Tudo isso é contado através da incrível técnica narrativa de Michael Haneke. A qualidade técnica é inegável. O filme é todo filmado em preto e branco impecável. O uso das câmeras é fascinante, não somente por conta da função do close-up para registrar as nuances dos personagens, mas também para seguir o ator em sua movimentação pelo cenário. Durante as filmagens à noite, o uso das penumbras e do som estalado provoca arrepios. Em nenhum momento, há falas exageradas nas bocas dos personagens. Não soubéssemos da magia do cinema, poderíamos dizer que as filmagens ocorreram sem que os filmados soubessem de absolutamente nada, tamanha é a naturalidade das atuações. Um filme tecnicamente impecável, um exemplo de como as imagens podem nos transportar para um universo totalmente diferente.

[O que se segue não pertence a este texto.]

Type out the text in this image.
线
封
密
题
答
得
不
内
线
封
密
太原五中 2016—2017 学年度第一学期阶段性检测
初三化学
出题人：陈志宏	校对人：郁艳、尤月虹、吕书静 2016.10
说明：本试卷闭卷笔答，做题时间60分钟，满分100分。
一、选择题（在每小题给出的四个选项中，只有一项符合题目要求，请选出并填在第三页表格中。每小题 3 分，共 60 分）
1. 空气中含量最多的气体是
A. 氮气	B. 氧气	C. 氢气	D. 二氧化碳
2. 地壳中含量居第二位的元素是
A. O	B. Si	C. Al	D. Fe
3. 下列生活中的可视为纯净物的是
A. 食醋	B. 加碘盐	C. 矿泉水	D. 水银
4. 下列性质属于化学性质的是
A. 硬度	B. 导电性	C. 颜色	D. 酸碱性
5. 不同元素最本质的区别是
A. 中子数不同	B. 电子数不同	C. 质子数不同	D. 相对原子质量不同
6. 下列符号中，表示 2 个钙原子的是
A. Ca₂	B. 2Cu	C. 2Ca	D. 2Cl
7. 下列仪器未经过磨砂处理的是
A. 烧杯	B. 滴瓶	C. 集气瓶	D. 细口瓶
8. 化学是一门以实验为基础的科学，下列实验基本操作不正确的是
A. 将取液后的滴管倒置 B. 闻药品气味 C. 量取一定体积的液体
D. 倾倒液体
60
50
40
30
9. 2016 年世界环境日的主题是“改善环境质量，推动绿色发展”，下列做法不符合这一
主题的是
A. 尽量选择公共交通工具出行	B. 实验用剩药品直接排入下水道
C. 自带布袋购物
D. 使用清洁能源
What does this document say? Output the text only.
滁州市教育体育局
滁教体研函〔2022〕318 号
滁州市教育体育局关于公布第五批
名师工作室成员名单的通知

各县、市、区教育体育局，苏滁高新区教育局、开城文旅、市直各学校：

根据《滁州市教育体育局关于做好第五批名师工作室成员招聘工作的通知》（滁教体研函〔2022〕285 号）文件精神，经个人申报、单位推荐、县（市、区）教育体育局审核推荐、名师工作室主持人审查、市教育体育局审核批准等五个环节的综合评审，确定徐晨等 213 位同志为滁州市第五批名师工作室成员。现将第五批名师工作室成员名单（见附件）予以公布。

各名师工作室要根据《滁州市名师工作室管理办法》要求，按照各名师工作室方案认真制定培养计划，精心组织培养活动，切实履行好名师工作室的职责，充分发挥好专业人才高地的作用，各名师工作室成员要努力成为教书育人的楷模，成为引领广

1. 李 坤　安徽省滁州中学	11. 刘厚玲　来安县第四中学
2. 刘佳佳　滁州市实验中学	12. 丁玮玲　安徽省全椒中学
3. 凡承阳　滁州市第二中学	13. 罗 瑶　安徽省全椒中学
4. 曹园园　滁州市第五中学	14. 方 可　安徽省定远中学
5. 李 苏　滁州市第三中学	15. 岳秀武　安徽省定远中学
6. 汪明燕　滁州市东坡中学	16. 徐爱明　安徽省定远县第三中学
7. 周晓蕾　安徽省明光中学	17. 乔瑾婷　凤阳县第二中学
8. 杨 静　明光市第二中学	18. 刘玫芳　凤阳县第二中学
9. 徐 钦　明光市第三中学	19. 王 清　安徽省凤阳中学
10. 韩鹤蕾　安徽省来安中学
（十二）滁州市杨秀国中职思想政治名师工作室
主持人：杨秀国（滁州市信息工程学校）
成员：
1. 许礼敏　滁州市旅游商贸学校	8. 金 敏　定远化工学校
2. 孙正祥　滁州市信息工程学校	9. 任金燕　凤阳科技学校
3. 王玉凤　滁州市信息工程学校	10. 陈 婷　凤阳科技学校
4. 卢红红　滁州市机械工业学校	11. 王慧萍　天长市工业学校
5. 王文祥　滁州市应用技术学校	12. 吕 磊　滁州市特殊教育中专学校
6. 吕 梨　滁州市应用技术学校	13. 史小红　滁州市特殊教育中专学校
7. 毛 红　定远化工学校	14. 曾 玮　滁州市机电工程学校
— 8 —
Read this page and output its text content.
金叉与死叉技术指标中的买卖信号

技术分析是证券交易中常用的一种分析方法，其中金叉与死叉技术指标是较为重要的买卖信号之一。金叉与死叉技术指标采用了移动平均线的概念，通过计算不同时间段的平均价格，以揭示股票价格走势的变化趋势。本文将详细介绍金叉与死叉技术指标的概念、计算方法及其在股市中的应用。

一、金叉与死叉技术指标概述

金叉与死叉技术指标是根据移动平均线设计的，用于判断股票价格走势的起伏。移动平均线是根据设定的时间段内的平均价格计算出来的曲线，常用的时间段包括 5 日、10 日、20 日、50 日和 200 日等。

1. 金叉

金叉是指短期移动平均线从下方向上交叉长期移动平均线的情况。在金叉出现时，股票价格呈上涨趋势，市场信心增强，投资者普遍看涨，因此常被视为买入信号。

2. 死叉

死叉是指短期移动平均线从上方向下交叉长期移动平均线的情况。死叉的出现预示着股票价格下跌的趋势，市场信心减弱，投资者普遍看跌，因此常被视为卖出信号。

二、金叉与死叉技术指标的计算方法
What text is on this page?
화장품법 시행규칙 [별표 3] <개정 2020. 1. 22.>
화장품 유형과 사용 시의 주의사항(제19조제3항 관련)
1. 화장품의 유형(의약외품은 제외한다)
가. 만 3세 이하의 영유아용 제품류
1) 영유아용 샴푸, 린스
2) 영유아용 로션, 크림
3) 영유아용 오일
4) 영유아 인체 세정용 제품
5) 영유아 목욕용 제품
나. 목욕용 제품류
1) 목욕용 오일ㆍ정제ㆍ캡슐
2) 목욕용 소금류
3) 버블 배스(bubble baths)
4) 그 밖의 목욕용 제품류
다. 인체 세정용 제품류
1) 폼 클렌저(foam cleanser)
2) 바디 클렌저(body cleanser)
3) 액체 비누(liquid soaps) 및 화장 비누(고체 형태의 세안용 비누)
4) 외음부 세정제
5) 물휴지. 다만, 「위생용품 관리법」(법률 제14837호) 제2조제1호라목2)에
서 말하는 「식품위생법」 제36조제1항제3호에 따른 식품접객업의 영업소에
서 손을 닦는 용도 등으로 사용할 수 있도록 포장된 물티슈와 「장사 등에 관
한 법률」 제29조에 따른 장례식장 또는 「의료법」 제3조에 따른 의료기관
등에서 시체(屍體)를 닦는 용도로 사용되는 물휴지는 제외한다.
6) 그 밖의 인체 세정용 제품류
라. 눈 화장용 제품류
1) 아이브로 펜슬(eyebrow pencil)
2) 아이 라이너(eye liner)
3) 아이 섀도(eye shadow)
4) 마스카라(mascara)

No entanto, apesar de todas as qualidades descritas anteriormente, o filme é uma tremenda tragédia. E o que explica esta tragédia é o argumento do filme de Haneke. Ao explicar o nazismo e o holocausto pela via do germanismo, em particular por sua estrutura patriarcal castradora, “A Fita Branca” é um enorme passo atrás na compreensão desses fenômenos.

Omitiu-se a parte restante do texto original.